[a. L. anthrax a carbuncle, a. Gr. ἄνθραξ coal, a carbuncle.]
1. A carbuncle, or malignant boil.
1398. Trevisa, Barth. De P. R., VII. lix. (1495), 275. Antrax is a postume whyche cometh of ful wood matere and venemous It is callyd also Carbunculus, for it brennyth as a cole.
1543. Traheron, Vigos Chirurg., II. xix. 29. Anthrax is a malygne pustle, havynge about it certayne lytle yelowe veynes of the coloure of the rayne bowe.
1706. Phillips, Anthrax a Carbuncle swelling that arises in several Parts surrounded with fiery, sharp, and painful Pimples.
1871. Bryant, Pract. Surg., I. 171. Anthrax of the lips has nothing in common with malignant pustule.
2. The splenic fever of sheep and cattle, recently discovered by M. Pasteur to result from the introduction of minute organisms into the blood of the animal, and their rapid reproduction there. Also applied to the carbuncular disease, otherwise called malignant pustule, caused in man by infection from animals so affected.
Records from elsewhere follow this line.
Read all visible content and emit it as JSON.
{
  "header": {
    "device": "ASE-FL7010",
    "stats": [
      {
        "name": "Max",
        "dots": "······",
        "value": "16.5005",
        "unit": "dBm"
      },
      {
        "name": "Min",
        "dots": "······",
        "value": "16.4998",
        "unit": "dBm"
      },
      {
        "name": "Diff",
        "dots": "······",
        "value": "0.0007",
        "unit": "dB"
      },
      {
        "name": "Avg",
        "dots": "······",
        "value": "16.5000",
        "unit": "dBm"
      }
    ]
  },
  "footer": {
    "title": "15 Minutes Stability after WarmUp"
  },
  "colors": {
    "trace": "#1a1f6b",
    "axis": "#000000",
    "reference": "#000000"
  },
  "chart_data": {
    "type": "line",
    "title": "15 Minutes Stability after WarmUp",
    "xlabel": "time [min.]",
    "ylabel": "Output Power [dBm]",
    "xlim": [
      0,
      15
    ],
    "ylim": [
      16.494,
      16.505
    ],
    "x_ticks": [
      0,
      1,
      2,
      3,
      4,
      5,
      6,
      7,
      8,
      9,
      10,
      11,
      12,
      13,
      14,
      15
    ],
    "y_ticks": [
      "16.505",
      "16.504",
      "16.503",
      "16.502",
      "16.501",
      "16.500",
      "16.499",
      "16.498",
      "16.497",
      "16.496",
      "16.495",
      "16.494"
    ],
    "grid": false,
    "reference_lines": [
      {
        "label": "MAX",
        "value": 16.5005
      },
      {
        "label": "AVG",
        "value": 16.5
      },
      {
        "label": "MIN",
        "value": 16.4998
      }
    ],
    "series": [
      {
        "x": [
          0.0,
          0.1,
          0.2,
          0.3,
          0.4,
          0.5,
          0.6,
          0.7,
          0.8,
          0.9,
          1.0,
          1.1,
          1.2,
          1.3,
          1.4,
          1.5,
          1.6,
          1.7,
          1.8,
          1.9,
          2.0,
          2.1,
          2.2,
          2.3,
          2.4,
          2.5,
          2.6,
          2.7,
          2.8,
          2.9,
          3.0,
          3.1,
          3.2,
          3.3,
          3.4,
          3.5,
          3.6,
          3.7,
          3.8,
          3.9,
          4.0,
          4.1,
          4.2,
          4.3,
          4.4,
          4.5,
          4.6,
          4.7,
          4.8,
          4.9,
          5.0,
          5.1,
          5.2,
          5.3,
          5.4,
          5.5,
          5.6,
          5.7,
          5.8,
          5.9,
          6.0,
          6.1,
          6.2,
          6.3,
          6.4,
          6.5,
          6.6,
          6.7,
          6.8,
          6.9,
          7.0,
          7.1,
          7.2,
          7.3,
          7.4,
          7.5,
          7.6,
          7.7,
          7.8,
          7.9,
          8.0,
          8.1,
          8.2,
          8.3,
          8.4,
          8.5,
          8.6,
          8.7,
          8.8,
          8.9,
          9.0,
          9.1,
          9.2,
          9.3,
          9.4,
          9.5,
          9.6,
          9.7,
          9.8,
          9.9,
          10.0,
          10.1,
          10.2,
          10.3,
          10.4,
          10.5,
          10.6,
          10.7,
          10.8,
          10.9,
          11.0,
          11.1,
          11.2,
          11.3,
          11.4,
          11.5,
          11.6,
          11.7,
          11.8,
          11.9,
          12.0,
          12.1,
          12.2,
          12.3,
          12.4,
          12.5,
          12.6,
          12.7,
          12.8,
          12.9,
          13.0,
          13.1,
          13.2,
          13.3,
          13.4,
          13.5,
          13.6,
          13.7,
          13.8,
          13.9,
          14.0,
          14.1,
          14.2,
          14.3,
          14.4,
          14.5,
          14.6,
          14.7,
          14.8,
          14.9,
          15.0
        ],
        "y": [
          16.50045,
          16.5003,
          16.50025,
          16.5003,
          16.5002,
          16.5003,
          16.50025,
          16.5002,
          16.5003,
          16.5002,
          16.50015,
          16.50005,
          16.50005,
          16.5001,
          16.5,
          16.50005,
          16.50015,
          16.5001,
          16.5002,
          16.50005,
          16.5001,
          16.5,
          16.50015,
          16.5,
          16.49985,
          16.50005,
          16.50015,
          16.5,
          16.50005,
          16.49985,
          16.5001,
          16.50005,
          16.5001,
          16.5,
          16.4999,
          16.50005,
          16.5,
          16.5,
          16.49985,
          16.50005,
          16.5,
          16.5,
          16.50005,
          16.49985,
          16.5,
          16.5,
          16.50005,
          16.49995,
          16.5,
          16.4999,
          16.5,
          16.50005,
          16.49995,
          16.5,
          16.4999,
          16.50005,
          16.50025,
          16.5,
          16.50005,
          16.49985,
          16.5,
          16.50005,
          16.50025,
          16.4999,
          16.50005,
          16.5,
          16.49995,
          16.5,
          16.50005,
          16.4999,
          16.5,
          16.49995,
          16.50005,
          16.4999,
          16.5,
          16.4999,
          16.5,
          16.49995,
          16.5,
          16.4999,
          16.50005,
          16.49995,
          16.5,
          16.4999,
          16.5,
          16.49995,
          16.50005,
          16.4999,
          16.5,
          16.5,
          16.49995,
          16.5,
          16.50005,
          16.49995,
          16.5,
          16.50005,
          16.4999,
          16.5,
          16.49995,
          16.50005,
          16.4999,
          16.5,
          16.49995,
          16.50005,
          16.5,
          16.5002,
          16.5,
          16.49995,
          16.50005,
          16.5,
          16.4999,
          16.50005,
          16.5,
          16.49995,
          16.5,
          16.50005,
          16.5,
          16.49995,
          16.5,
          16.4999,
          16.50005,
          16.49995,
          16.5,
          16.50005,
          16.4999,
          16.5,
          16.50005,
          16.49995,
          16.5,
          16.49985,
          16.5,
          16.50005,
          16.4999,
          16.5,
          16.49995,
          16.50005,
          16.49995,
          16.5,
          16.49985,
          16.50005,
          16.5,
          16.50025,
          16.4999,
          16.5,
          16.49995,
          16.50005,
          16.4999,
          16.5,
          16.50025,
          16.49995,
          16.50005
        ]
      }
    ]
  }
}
1876. trans. Wagners Gen. Pathol., 4. Infection from a diseased animal, e.g. glanders, anthrax, and hydrophobia.
1880. 19th Cent., Nov., 858. Selecting sheep of the very breed most liable to anthrax, and inoculating them with plasma taken from animals which had died of the disease.
1882. Standard, 29 Dec., 2/2. The third case was one of external anthrax in a wool-comber.